早いもので来年には東京オリンピックが控え、世界の注目を集めることになる
東京近郊では特に、今回のこの色改正に伴って交通標識や街中の看板などが
どんどん変わっていくかもしれないですね。
我々の仕事においても、近くはないかもしれませんが
決して遠い話でもないかと思います。
こと商品開発分野においては、 JIS規格の改正ということで少なからず影響はあるかもしれませんし、 先述のような社会的な流れに対しての側面においても、 自社製品にそういったスタンスまでを込められるというのは 企業姿勢のアピールにもなり得たりするかと思いますし、
そういったことを弊社サイドからリードして提案できるようであったら、
より高い次元でクライアントの役に立てる →より頼りにしていただけるような存在となれたりするのかなとも思います。

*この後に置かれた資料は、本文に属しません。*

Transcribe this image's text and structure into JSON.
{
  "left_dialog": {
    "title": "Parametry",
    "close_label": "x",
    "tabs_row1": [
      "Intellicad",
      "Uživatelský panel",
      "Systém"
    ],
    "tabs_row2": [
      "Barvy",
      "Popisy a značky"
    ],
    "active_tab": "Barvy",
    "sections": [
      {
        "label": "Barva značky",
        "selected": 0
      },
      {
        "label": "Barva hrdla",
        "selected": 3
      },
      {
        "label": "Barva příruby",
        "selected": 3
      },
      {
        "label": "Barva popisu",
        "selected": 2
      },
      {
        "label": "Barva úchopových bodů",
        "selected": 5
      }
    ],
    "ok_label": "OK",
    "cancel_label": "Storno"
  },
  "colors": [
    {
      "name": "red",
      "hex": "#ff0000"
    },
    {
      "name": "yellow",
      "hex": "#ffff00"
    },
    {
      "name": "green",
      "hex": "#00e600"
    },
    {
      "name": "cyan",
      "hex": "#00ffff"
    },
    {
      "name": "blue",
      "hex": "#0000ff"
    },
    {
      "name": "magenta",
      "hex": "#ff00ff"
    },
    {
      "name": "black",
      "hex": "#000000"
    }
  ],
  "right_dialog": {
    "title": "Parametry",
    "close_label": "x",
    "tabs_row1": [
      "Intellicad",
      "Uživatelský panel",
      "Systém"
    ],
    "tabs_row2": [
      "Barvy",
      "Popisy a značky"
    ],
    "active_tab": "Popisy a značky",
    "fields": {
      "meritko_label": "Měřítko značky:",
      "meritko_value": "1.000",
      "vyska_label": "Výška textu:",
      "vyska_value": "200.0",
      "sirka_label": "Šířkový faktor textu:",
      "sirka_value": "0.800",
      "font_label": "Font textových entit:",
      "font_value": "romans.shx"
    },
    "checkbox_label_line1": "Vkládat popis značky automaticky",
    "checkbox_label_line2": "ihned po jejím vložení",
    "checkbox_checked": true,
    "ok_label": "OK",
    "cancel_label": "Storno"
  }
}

デザイナーとしては、グラフィックなどのセンス、 スキル、クオリティなどを磨いていくことも大事ですが、
そういった小手先の問題とは別の、どうやってより高い次元で クライアントの・世の中の役に立てるのか、といったような
「なにかのための力になり得る」ことも大切に考えていかねばな、などと改めて考えさせられます。
普段の仕事において(グラフィック)デザイン性や企画性に力を注ぎ、 よいものをつくることも大切にしながら、こういった世の中の流れなどにも敏感でいることで、
そこに社会的な役割であったり、意味だったりまでを含めた
より深い提案・価値のある提案をできるようでいなければな、と思います。